Meucci a pour ambition désormais de développer son projet. Il émigre à New York et s’installe à Staten Island, en avril 1850. Dans sa maison, il installe un système de communication entre son atelier situé au sous-sol et la chambre du couple où se repose son épouse, atteinte de polyarthrite rhumatoïde. En 1856, il crée son prototype du « telettrofono » et conçoit durant quatorze ans une trentaine de téléphones différents.

Tout lui réussit. Ou presque...

En août 1870, Meucci réalise une communication portant sur une distance d’un mile grâce à une plaque de cuivre isolée dans du coton. La Telettrofono company naît l’année suivante avec trois amis entrepreneurs. Tout lui réussit. Ou presque. L’explosion d’une chaudière sur un ferry le blesse. Si son usine de bougies fonctionne bien, Meucci se trouve ruiné par des débiteurs malintentionnés. Dès lors, l’engrenage commence.
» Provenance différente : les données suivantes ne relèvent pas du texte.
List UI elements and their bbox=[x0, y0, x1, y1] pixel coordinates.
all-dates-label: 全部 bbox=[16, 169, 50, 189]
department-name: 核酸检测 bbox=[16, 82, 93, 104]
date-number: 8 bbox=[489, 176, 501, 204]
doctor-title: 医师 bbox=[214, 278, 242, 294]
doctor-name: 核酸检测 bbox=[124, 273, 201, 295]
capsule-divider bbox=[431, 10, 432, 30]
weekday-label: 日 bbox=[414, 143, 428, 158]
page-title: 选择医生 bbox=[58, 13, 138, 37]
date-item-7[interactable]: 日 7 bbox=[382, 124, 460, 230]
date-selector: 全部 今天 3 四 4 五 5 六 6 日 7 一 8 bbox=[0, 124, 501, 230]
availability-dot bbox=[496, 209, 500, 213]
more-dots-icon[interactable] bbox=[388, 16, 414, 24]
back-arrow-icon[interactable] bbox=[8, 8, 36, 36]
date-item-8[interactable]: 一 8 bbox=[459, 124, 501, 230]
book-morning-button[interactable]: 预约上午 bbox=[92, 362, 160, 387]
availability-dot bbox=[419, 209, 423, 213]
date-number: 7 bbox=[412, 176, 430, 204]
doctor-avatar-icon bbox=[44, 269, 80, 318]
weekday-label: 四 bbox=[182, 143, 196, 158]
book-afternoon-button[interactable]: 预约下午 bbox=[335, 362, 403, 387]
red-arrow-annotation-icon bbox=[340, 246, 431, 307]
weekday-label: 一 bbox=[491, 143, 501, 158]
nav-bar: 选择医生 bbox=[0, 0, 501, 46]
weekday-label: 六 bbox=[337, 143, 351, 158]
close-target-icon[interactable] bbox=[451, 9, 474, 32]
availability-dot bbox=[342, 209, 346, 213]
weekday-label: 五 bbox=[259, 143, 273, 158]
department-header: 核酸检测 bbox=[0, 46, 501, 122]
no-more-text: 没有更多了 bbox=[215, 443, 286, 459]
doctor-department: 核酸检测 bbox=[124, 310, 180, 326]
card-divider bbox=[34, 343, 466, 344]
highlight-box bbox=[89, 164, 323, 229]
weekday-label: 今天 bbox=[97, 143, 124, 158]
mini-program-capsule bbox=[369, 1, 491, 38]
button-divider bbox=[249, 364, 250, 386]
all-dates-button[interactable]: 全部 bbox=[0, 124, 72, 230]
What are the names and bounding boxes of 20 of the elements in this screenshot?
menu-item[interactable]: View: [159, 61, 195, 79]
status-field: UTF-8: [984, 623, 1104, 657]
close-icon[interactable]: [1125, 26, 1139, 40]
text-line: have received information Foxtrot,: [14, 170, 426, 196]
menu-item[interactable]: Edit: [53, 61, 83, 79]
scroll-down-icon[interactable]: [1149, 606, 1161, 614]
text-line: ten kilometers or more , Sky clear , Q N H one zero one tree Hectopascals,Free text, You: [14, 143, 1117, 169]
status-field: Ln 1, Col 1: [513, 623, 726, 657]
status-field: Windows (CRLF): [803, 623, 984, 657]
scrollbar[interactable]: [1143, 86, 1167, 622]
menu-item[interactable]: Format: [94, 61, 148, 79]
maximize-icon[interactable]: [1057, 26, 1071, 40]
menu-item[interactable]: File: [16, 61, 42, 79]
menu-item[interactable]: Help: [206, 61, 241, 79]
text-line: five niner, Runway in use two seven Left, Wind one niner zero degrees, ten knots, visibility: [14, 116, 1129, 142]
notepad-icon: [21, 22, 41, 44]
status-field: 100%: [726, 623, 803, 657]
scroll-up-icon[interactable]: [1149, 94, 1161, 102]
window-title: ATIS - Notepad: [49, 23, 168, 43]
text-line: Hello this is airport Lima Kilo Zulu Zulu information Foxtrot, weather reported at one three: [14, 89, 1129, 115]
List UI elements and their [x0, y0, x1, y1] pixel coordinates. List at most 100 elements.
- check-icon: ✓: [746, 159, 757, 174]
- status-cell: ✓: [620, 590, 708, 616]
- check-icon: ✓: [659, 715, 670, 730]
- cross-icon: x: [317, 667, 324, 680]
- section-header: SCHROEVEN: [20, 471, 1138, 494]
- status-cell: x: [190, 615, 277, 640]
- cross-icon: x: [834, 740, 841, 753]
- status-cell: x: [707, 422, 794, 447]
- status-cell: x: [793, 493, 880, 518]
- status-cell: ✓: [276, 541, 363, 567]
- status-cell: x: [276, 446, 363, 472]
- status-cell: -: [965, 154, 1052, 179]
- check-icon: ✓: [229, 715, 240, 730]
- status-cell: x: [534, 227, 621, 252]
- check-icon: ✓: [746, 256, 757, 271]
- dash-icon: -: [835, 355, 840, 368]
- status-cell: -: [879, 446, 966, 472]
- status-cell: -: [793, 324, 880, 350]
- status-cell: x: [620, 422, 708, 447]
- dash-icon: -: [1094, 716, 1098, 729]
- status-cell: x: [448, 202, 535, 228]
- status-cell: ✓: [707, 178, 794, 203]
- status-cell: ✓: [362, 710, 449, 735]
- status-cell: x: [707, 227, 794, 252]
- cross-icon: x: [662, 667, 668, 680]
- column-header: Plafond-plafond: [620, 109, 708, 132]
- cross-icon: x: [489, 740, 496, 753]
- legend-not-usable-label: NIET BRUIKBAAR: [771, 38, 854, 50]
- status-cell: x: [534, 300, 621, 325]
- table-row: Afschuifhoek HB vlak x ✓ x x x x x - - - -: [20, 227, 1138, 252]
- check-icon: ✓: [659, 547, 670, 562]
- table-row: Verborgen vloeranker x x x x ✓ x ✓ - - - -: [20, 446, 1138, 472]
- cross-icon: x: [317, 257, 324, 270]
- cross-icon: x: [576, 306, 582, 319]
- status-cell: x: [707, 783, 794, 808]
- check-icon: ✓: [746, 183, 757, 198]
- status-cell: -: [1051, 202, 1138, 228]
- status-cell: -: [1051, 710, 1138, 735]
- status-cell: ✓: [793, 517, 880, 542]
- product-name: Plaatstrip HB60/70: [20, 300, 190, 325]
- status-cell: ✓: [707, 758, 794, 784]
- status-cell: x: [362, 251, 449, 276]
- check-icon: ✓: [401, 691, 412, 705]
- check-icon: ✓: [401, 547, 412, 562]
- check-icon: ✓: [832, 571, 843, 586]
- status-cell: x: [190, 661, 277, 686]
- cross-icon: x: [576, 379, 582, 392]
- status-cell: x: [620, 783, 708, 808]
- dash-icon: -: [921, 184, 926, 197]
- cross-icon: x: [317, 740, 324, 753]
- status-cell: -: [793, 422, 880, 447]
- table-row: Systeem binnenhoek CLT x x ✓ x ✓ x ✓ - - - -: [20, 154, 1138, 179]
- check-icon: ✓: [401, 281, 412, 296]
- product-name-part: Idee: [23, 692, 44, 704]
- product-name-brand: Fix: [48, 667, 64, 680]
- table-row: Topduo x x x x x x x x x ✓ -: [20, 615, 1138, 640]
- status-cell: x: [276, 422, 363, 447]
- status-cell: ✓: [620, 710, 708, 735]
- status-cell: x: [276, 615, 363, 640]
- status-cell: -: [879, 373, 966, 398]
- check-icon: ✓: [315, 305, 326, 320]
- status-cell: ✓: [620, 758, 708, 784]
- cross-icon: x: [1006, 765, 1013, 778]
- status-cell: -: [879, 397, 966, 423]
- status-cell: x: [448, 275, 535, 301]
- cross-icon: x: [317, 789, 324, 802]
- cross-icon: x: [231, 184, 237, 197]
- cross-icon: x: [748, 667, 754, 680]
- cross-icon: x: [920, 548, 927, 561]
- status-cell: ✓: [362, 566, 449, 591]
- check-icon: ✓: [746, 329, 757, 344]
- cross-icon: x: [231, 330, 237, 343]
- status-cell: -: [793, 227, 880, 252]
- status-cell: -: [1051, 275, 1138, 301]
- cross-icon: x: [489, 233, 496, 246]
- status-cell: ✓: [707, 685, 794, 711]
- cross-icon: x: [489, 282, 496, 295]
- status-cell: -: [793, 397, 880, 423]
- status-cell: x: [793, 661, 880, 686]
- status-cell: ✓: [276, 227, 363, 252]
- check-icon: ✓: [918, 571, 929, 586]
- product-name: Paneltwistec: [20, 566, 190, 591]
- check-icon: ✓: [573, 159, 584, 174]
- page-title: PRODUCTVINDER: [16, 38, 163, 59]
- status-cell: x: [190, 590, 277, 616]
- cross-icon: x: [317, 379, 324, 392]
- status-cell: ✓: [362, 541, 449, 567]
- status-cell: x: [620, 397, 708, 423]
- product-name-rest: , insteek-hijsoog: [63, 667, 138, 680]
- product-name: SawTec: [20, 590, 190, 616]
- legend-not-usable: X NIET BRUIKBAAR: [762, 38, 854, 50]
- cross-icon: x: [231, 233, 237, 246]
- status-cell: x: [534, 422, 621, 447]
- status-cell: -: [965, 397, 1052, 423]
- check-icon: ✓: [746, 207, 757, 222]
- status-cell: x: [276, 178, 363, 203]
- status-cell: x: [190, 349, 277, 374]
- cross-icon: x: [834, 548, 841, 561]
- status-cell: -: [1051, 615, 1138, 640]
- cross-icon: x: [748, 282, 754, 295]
L’ingénieur n’a pas les moyens de renouveler chaque année le dépôt de brevet. Pour promouvoir son invention, il envoie une description précise de son prototype et son brevet à l’American District Telegraph Company of New York. Il espère, relance, patiente... Au bout de deux longues années d’attente, lesdits documents ont officiellement été égarés. Meucci perd tout droit sur son invention en décembre 1876.

Dans le même temps, le jeune Graham Bell travaille dans l’atelier où sont un temps entreposés les plans de Meucci... Financièrement soutenu par le riche avocat Gardiner G. Hubbard, Bell lui promet d’inventer une machine permettant à sa fille Mabel, sourde et muette, d’entendre. Bell s’appuie sur les plans de Meucci, réussit son pari, épouse Mabel et devient riche. Dix-sept ans durant, il reverse 20 % de ses profits à la compagnie de téléphone en contrepartie de ce brevet emprunté.

Dix ans ont passé, le gouvernement, puis la Cour suprême, sont prêts à remettre en cause la paternité de Bell sur le téléphone. Meucci attaque alors l’emprunteur. Le procès dure et prend fin quand Antonio Meucci décroche le 18 octobre 1887. Une fois mort, il plonge dans les oubliettes de l’histoire. Jusqu’à juin 2002, lorsque la Chambre des représentants du Congrès le rappelle à notre bon souvenir et lui attribue très officiellement la paternité du téléphone.